Com um belo peso a menos nas costas, ele chegou para as Olimpíadas do Rio de Janeiro, em 2016, como líder do ranking mundial por 48 meses seguidos, isto mesmo, quatro anos (estava a apenas seis meses de igualar o mais longevo na estatística, o também chinês Wang Liqin).

Bebeu antes de alguns jogos, como revelou em em 2016 em entrevista ao ESPN.com.br (veja na íntegra abaixo), mas disputou a final 'limpo'. E fez bonito: atropelou na decisão o então campeão olímpico, seu compatriota Jike Zhang, por 4 sets a 0 e ganhou a medalha de ouro.

Pronto, passou ali de fenômeno à lenda do tênis de mesa. Porque fez o chamado Grand Slam da modalidade: vencer Olimpíada, Mundial e Copa do Mundo - tornou-se apenas o quinto a conseguir tal feito na história.

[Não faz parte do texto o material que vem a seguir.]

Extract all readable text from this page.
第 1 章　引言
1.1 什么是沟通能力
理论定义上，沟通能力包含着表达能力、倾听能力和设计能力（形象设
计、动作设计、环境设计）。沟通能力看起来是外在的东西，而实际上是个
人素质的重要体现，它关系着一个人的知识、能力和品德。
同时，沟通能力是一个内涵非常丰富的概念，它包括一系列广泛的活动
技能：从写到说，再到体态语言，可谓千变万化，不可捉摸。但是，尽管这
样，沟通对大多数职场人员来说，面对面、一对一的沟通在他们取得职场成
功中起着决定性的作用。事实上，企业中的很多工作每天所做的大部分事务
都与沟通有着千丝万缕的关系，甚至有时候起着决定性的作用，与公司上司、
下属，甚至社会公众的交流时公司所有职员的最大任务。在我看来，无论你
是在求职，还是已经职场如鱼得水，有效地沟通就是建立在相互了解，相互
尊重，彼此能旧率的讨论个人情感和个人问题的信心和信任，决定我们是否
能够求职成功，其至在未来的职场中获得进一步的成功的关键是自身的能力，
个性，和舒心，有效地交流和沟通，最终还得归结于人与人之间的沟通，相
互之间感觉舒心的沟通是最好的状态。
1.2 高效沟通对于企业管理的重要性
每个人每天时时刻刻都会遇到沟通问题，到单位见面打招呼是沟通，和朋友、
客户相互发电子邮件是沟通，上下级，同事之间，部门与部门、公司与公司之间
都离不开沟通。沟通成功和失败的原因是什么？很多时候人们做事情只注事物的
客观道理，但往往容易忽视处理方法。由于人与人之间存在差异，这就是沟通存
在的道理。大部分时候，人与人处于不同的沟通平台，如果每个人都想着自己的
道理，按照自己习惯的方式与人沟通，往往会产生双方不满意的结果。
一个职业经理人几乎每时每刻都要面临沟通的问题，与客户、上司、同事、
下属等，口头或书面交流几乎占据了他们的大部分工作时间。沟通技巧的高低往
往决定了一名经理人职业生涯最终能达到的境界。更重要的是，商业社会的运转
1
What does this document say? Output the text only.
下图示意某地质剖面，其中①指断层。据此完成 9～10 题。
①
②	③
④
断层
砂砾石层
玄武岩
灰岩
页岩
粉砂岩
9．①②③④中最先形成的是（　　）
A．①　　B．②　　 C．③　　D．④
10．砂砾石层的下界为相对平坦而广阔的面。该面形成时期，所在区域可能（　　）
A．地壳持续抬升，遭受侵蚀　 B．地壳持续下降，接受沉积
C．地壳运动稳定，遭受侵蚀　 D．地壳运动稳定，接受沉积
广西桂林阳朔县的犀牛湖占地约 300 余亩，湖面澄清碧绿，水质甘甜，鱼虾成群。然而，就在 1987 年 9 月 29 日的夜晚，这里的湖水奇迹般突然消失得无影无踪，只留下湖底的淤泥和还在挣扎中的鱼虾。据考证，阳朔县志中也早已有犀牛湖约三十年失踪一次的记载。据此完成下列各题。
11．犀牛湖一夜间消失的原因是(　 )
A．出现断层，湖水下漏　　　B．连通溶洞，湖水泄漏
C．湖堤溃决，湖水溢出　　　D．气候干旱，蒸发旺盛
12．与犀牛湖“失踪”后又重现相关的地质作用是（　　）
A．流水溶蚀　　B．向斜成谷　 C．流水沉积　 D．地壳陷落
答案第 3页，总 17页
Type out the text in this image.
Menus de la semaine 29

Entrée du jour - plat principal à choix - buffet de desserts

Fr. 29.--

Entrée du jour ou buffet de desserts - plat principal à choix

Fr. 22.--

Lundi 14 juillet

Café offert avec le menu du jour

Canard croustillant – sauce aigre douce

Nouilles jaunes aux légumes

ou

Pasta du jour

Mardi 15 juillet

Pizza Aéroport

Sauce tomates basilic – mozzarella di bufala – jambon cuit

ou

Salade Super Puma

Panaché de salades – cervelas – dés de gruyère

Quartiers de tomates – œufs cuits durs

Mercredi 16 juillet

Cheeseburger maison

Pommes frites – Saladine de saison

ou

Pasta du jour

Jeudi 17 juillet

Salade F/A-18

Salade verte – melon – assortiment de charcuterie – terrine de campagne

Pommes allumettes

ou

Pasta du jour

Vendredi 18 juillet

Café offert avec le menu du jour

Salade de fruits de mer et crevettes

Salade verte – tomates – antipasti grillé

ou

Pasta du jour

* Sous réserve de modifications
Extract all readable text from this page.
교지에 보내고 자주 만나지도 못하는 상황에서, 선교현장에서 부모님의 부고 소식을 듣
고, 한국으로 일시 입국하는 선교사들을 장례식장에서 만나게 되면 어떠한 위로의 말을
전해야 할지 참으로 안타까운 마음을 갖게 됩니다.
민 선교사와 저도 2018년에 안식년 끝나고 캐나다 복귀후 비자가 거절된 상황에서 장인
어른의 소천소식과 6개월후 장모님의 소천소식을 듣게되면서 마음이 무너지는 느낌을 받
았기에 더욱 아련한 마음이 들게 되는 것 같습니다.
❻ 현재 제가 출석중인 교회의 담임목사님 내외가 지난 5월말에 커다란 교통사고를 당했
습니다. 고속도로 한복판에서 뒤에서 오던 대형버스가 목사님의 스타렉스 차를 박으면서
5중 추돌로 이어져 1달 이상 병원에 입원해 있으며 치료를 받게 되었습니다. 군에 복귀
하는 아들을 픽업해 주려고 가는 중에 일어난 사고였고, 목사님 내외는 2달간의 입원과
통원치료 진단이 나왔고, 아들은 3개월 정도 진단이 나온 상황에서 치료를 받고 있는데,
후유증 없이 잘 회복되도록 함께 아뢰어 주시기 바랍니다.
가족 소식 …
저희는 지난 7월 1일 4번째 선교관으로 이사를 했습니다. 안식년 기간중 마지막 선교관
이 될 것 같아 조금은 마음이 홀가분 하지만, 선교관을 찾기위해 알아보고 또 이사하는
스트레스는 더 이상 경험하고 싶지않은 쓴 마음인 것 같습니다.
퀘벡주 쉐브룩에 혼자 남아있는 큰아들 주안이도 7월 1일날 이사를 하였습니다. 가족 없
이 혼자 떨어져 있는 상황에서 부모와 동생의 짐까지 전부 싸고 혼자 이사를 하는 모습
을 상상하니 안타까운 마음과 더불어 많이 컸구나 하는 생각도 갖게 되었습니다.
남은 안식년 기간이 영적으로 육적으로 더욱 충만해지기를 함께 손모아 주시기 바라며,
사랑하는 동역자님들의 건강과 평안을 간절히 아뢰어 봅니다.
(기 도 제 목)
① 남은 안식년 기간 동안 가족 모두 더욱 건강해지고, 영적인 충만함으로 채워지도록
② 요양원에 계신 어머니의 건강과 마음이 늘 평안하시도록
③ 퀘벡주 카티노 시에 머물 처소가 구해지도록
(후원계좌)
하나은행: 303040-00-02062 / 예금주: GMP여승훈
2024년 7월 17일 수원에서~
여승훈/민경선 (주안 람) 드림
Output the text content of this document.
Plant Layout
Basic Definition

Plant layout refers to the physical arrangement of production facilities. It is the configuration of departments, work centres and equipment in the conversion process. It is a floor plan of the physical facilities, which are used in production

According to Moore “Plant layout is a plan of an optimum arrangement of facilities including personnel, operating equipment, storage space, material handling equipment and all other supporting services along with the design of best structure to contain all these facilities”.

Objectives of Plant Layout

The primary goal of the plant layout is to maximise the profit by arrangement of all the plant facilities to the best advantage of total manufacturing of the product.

E seguiu soberano. Lembra do recorde acima? Ele esmagou as 54 semanas de Ligin e ficou 64 como líder do ranking mundial - atualmente, ocupa terceiro posto.

E em Tóquio?

Agora, em Tóquio, está nas quartas de final em busca do bicampeonato dos Jogos. Ele jogará às 8h (horário de Brasília) desta quarta-feira (28) contra o egípcio Omar Assar.

Às 9h, será a vez do brasileiro Hugo Calderano encarar o alemão Dimitrij Ovtcharov no Ginásio Metropolitano de Tóquio.

Um atleta de Taipei, um esloveno, outro chinês e um sul-coreano completam os oito que ainda seguem na briga por medalhas no tênis de mesa no Japão.

Relembre a entrevista de Long Ma ao ESPN.com.br em 2016, após ganhar o ouro

Como é isso de beber para conseguir encarar grandes competições, desafios?
"Às vezes, eu bebo, mas não é tanto para reduzir a pressão, e sim para relaxar um pouco mais."

Você ingeriu alguma bebida alcoólica durante a Olimpíada?
"Sim, bebi um pouco antes de alguns jogos, mas não hoje [quinta], para a final, nada."

O que você bebe? E já experimentou a famosa cachaça brasileira?
"Eu só bebo vinho, não tomei nenhuma bebida alcoólica daqui, local."